Thor System Utilities Setup¶

Priority: Medium
Status: Backlog
Related: Issue #12 - Local LLM Support

Problem¶

Thor needs better system monitoring and memory management tools for working with LLMs:

jtop not installed - Can't monitor GPU usage, memory, thermals in real-time
Manual memory clearing - Users report needing to clear memory cache between model loads
No automated cleanup - Switching models requires manual intervention

From NVIDIA forum users:

"I also note that every time I switch models I have to go into jtop and clear the memory cache manually. Am I missing something?"

Required Tools¶

1. jtop (jetson-stats)¶

What: Real-time monitoring for Jetson systems (GPU, CPU, RAM, thermal, power)
Install:

sudo apt update
sudo apt install python3-pip
sudo pip3 install -U jetson-stats
sudo systemctl restart jtop.service
# Reboot required
sudo reboot
# Then run: jtop

Usage: - Real-time GPU memory monitoring - Thermal throttling detection - Power consumption tracking - Memory cache clearing (via UI)

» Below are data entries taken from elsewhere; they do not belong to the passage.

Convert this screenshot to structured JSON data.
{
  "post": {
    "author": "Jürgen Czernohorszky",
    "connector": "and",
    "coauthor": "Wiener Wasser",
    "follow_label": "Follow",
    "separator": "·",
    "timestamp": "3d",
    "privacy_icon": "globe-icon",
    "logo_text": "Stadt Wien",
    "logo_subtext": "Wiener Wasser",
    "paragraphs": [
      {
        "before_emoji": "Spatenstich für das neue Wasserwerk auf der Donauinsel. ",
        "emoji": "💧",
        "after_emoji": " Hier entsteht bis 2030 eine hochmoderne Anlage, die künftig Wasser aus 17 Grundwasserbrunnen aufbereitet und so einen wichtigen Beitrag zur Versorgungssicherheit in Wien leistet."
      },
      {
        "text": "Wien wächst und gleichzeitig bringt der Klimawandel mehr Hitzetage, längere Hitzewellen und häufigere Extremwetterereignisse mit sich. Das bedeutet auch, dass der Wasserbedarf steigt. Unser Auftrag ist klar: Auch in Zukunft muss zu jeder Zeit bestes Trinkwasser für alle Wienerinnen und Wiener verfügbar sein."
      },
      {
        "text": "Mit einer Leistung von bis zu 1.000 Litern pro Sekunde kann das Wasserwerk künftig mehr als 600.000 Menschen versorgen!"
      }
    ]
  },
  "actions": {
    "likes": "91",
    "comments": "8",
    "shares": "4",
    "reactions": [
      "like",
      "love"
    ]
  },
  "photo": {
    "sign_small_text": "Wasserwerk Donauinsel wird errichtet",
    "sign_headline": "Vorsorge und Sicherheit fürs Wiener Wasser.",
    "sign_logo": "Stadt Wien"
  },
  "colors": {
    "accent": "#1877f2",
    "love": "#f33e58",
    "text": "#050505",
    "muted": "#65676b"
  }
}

2. Automated Memory Management¶

What: Script to clear caches before model loads
Commands:

# Clear page cache, dentries, and inodes
sudo sync && echo 3 | sudo tee /proc/sys/vm/drop_caches

# Kill zombie processes
sudo pkill -9 python3

# Check available memory
free -h

3. Model Switching Helper¶

What: Script to safely switch between models with cleanup

Pseudocode:

switch_model.sh <model_name>
  1. Stop current vLLM container
  2. Clear GPU memory
  3. Clear system caches
  4. Wait 5 seconds
  5. Start new model
  6. Verify health

Acceptance Criteria¶

[ ] jtop installed and working on Thor
[ ] Document jtop usage in Thor setup guide
[ ] Create memory cleanup script (scripts/thor_cleanup_memory.sh)
[ ] Create model switching script (scripts/thor_switch_model.sh)
[ ] Add cleanup to vLLM startup script (automatic)
[ ] Test: Switch between 3 different models without manual intervention
[ ] Document when/why manual cleanup might still be needed

Nice to Have¶

Telegraf + Grafana dashboard for Thor metrics
Automated alerts on OOM conditions
Model memory requirements database
Pre-flight checks before model load

Timeline¶

Phase 1 (Quick Fix): Add memory cleanup to existing vLLM script
Phase 2 (Full Solution): Install jtop, create helper scripts
Phase 3 (Advanced): Monitoring dashboard

Notes¶

Current vLLM script already does:

sync
echo 3 | sudo tee /proc/sys/vm/drop_caches

But may need more aggressive cleanup between model switches.

Priority: Do this AFTER we validate vLLM works end-to-end. Don't want to debug jtop installation issues when testing LLM functionality.